While she's eschewing the old Bauer star system — under which Alice Waters' iconic Berkeley temple of California Cuisine held four immovable stars for many years — Soleil Ho's first big review for the Chronicle's restaurant pages most definitely sounds like it would have landed in two-star territory.
She is, no doubt, a smart, funny, and immensely readable writer — a refreshing change! — and she puts those skills to work discussing Chez Panisse's longstanding hold on Bay Area food culture.
The cultural impact of Waters’ work is indisputable and impossible to quantify, so in many ways the question of whether Chez Panisse is a good restaurant seems moot...
Yet many other restaurants around the country have taken the core values of Chez Panisse — seasonality and intentional sourcing among them — and, perhaps due to a lack of true commitment or ideological purity, diluted them nearly to nothing. The ideas that Chez Panisse introduced into the culture have turned out to be profitable for food businesses, drawing patrons who want their dining budgets to go toward the good of society, if even vaguely. Now we’ve got menu buzzwords like “sustainable,” “responsibly grown” and “farm-to-table” everywhere, with even McDonald’s hopping on the “real food” bandwagon. The copy on the back of a Frito-Lay chip bag celebrates the “farm-grown potatoes” that make up its industrially processed chips. Like a joke that has been worn into the ground, the language of culinary sustainability feels like it’s become white noise.

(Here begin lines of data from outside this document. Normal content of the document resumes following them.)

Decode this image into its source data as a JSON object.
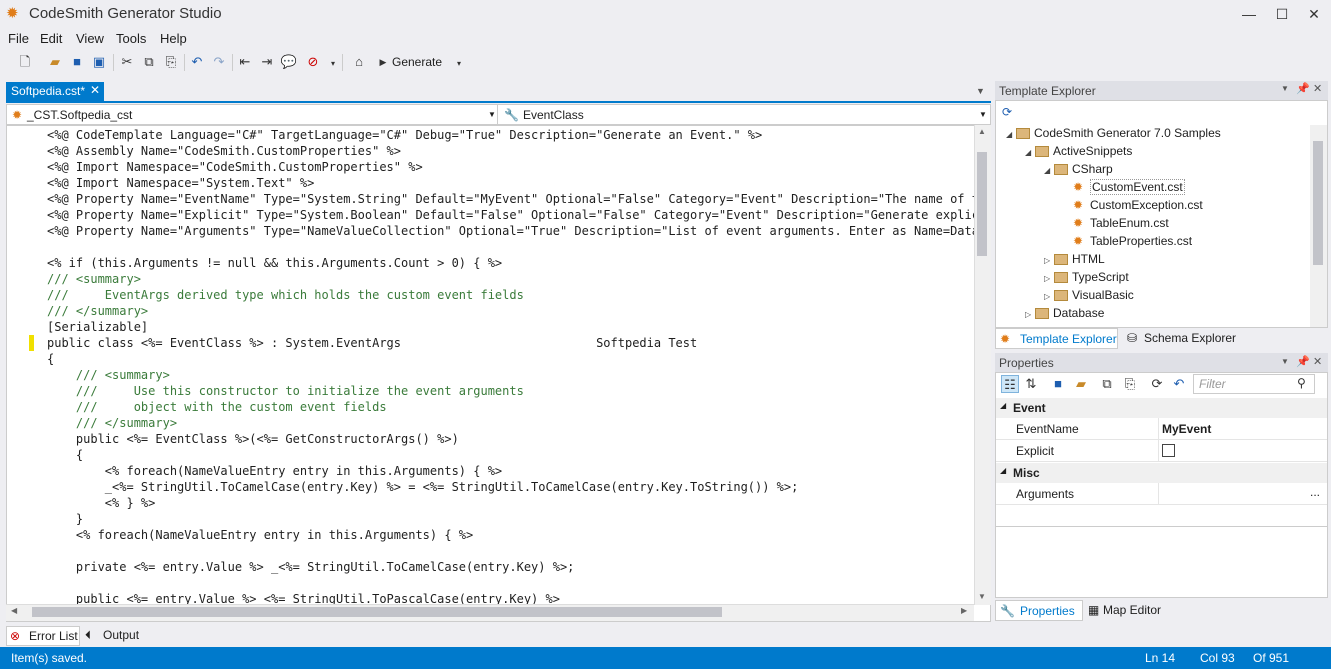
{
  "window": {
    "title": "CodeSmith Generator Studio",
    "minimize": "—",
    "maximize": "☐",
    "close": "✕"
  },
  "menu": [
    "File",
    "Edit",
    "View",
    "Tools",
    "Help"
  ],
  "toolbar": {
    "generate_label": "Generate"
  },
  "document_tab": {
    "label": "Softpedia.cst*",
    "close": "✕"
  },
  "navbar": {
    "class_selector": "_CST.Softpedia_cst",
    "member_selector": "EventClass"
  },
  "editor": {
    "lines": [
      "<%@ CodeTemplate Language=\"C#\" TargetLanguage=\"C#\" Debug=\"True\" Description=\"Generate an Event.\" %>",
      "<%@ Assembly Name=\"CodeSmith.CustomProperties\" %>",
      "<%@ Import Namespace=\"CodeSmith.CustomProperties\" %>",
      "<%@ Import Namespace=\"System.Text\" %>",
      "<%@ Property Name=\"EventName\" Type=\"System.String\" Default=\"MyEvent\" Optional=\"False\" Category=\"Event\" Description=\"The name of the e",
      "<%@ Property Name=\"Explicit\" Type=\"System.Boolean\" Default=\"False\" Optional=\"False\" Category=\"Event\" Description=\"Generate explicit i",
      "<%@ Property Name=\"Arguments\" Type=\"NameValueCollection\" Optional=\"True\" Description=\"List of event arguments. Enter as Name=DataTyp",
      "",
      "<% if (this.Arguments != null && this.Arguments.Count > 0) { %>",
      "/// <summary>",
      "///     EventArgs derived type which holds the custom event fields",
      "/// </summary>",
      "[Serializable]",
      "public class <%= EventClass %> : System.EventArgs                           Softpedia Test",
      "{",
      "    /// <summary>",
      "    ///     Use this constructor to initialize the event arguments",
      "    ///     object with the custom event fields",
      "    /// </summary>",
      "    public <%= EventClass %>(<%= GetConstructorArgs() %>)",
      "    {",
      "        <% foreach(NameValueEntry entry in this.Arguments) { %>",
      "        _<%= StringUtil.ToCamelCase(entry.Key) %> = <%= StringUtil.ToCamelCase(entry.Key.ToString()) %>;",
      "        <% } %>",
      "    }",
      "    <% foreach(NameValueEntry entry in this.Arguments) { %>",
      "",
      "    private <%= entry.Value %> _<%= StringUtil.ToCamelCase(entry.Key) %>;",
      "",
      "    public <%= entry.Value %> <%= StringUtil.ToPascalCase(entry.Key) %>"
    ]
  },
  "bottom_tabs": [
    "Error List",
    "Output"
  ],
  "status": {
    "message": "Item(s) saved.",
    "ln": "Ln 14",
    "col": "Col 93",
    "of": "Of 951"
  },
  "template_explorer": {
    "title": "Template Explorer",
    "tree": [
      {
        "label": "CodeSmith Generator 7.0 Samples",
        "kind": "folder",
        "level": 0,
        "expander": "◢"
      },
      {
        "label": "ActiveSnippets",
        "kind": "folder",
        "level": 1,
        "expander": "◢"
      },
      {
        "label": "CSharp",
        "kind": "folder",
        "level": 2,
        "expander": "◢"
      },
      {
        "label": "CustomEvent.cst",
        "kind": "file",
        "level": 3,
        "expander": ""
      },
      {
        "label": "CustomException.cst",
        "kind": "file",
        "level": 3,
        "expander": ""
      },
      {
        "label": "TableEnum.cst",
        "kind": "file",
        "level": 3,
        "expander": ""
      },
      {
        "label": "TableProperties.cst",
        "kind": "file",
        "level": 3,
        "expander": ""
      },
      {
        "label": "HTML",
        "kind": "folder",
        "level": 2,
        "expander": "▷"
      },
      {
        "label": "TypeScript",
        "kind": "folder",
        "level": 2,
        "expander": "▷"
      },
      {
        "label": "VisualBasic",
        "kind": "folder",
        "level": 2,
        "expander": "▷"
      },
      {
        "label": "Database",
        "kind": "folder",
        "level": 1,
        "expander": "▷"
      }
    ],
    "tabs": [
      "Template Explorer",
      "Schema Explorer"
    ]
  },
  "properties": {
    "title": "Properties",
    "filter_placeholder": "Filter",
    "categories": [
      {
        "name": "Event",
        "rows": [
          {
            "name": "EventName",
            "value": "MyEvent"
          },
          {
            "name": "Explicit",
            "value": ""
          }
        ]
      },
      {
        "name": "Misc",
        "rows": [
          {
            "name": "Arguments",
            "value": "..."
          }
        ]
      }
    ],
    "tabs": [
      "Properties",
      "Map Editor"
    ]
  }
}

She starts with a few positive notes about individual items she and a friend with a gluten allergy enjoyed at the downstairs restaurant, including " dessert garnished with whole huckleberries so ripe they almost seemed macerated, a surprisingly delicate minestrone packed with perfect vegetable brunoise... chickpea-battered onions fried to a fine crackle" and "sheep’s milk ricotta salata doused with olio nuovo." But, she says, "I found the presentation of everything sort of thoughtless."
Still, she enjoyed the downstairs experience more than the upstairs Cafe — contrary to local conventional wisdom in recent decades. Upstairs she complains of unhelpful servers, flavorless pasta, and a dish of fried sole with fingerling potatoes that "was just salt, acid, acid, acid" — riffing on the title of Chez Panisse alum Samin Nosrat's cookbook and companion Netflix series Salt, Fat, Acid, Heat.
In lieu of stars at the end of the review, there's a brief summation paragraph in which Ho writes, "When there are so many interesting points of view that have emerged from the food world since 1971, Chez Panisse’s approach comes off as stale. I get that the whole premise of Chez Panisse is that simple presentation and purity of ingredients constitute a more meaningful way to eat, but that lack of ambition on the menu feels more like a bug than a feature, especially considering the unevenness of the dishes I had there on these visits."
Ho's other four reviews, all published simultaneously today as a package, are a lot more positive. She mostly has nothing but praise in an informal review of La Folie Lounge — the review was of the 10-year-old next-door lounge, and not as previously reported of the beloved 30-year-old French restaurant. (She calls a wild mushroom and leek salad "one of the best salads of my life.") She also files a group review of three new Chinese-American spots, Dragon Beaux, its Millbrae "cousin" Stick & Steam, and Z&Y Bistro. She heads to Oakland to check out Cambodian spot Nyum Bai, where she loves the Cambodian psychedelic rock playlist and chef-owner Nite Yun's culinary array of "intellectual and sensory pleasures." And of Thomas Keller's new Yountville Mexican outpost, she writes, "I found the experience of eating at La Calenda to be a very pleasant one — fun, even."